Crisp: This terminology refers to persons who are formidable and worthy, especially as friends or mates.
Ready or No Ready: If a person is said to be "Ready", they are right and suitable. If they are labeled "No Ready", something is wrong with them. He or she may be a mess.
"Not righted": If a person is called "not too righted", they are said to be crazy or off dem rockas.
Mouth-a-massie: A description of someone who indulges in idle gossip or talks too much. A person unable to keep a secret.
Madame Lashy: This terminology describes a woman who is sassy and quick with rebuttals.
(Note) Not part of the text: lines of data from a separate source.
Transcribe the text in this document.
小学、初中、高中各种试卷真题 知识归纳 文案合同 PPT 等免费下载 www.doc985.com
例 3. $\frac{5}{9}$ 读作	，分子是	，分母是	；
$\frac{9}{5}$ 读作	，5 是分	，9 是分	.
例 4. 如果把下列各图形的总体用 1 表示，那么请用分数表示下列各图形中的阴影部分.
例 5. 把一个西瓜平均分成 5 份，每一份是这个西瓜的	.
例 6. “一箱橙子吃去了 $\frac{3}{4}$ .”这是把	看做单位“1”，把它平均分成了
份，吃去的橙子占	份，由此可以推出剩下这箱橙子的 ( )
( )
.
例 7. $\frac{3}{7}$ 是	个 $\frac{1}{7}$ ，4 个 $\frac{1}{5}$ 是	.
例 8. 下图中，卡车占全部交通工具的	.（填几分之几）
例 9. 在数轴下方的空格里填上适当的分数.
Someone who is good at cursing and arguments.
Mamparlour Man: This phrase describes a man who is very inquisitive, involving himself in feminine activities.
Macca-Braccas: Rude and disorderly folks.
Roonkus-poonkus: Strange goings-on
Chegg: A term people use when describing dealings, for instance, "Dem chegg up de business." It means to mess up or undermine.
Trace: Usually referred to an artistic terminology, however, in Jamaica if someone "Trace" you., they are talking bad about you or arguing with you.
Almshouse: An expression to describe a poor house, or shabby surroundings.
Haul N Pull-Up: A messed up situation.
Boops: A man or woman who takes care of another man or woman financially.
Coof: An expression used to desribe a slap, box or thump.
These are just a few of our sharp colloquialisms used to express strong feelings about people or circumstances. Most of these words are associated with negativity, therefore if we are children of God, we should seek to be more positive and encouraging always. Remember, when we point a finger at someone, there are three or more fingers pointing back at us.